I’ve written before about MOOCs’ great potential to boost higher education in Myanmar, and figured I should find out how they’re faring in places where they’ve been given a fair trial. The most recent MOOC Research Conference, held at the University of Texas, Arlington in December 2013, brought together key figures in the field. It was organized by the MOOC Research Initiative, which is funded by the Bill & Melinda Gates Foundation.
One clear message was that MOOCs are often oversold in the media – it’s time to look beyond the hype. The most compelling evidence came from a team of researchers at the University of Pennsylvania, who sought to understand the movement of a million users through Coursera courses offered by U Penn in a single year: June 2012 to June 2013. What they found was quite disturbing. In brief, many apply, but few are active, participation falls off dramatically after the first couple of weeks, and only very small numbers persist to the end. Moreover, users do not come from demographic groups typically excluded from traditional universities. Overwhelmingly for these online courses, they were wealthy, educated, male Americans.
Maybe, then, there’s not much promise here after all?
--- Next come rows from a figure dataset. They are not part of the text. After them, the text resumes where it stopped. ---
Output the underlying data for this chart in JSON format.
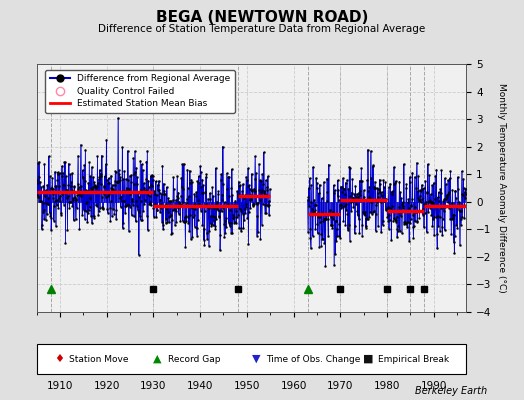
{
  "title": "BEGA (NEWTOWN ROAD)",
  "subtitle": "Difference of Station Temperature Data from Regional Average",
  "ylabel": "Monthly Temperature Anomaly Difference (°C)",
  "xlim": [
    1905,
    1997
  ],
  "ylim": [
    -4,
    5
  ],
  "yticks": [
    -4,
    -3,
    -2,
    -1,
    0,
    1,
    2,
    3,
    4,
    5
  ],
  "xticks": [
    1910,
    1920,
    1930,
    1940,
    1950,
    1960,
    1970,
    1980,
    1990
  ],
  "background_color": "#e0e0e0",
  "plot_bg_color": "#f0f0f0",
  "data_color": "#0000cc",
  "bias_color": "#ff0000",
  "gap_start": 1955,
  "gap_end": 1963,
  "bias_segments": [
    {
      "start": 1905,
      "end": 1930,
      "value": 0.35
    },
    {
      "start": 1930,
      "end": 1948,
      "value": -0.15
    },
    {
      "start": 1948,
      "end": 1955,
      "value": 0.2
    },
    {
      "start": 1963,
      "end": 1970,
      "value": -0.45
    },
    {
      "start": 1970,
      "end": 1980,
      "value": 0.05
    },
    {
      "start": 1980,
      "end": 1988,
      "value": -0.35
    },
    {
      "start": 1988,
      "end": 1997,
      "value": -0.15
    }
  ],
  "record_gaps": [
    1908,
    1963
  ],
  "empirical_breaks": [
    1930,
    1948,
    1970,
    1980,
    1985,
    1988
  ],
  "vertical_lines": [
    1908,
    1930,
    1948,
    1963,
    1970,
    1980,
    1985,
    1988
  ],
  "watermark": "Berkeley Earth",
  "seed": 42
}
Looking through the evidence presented at the conference, it’s certainly too early to draw that conclusion. Summarizing the main themes, George Siemens had this to say: “While prominent media promotes grand narratives of MOOCs as disruptive, transformative, and sure to end the current model of higher education, MRI grantees, keynote speakers, and panels offered a vision of MOOCs as supplementing and enlarging the role of the university.”
That evaluation in fact offers great hope for MOOCs in Myanmar – not as a volley of silver bullets capable of solving the many problems that afflict the higher education system, but rather as part of a structured package designed to help enhance teaching and learning across the sector. Provided they are fully integrated into a larger vision for university reform and renewal, MOOCs still have an enormous amount to offer.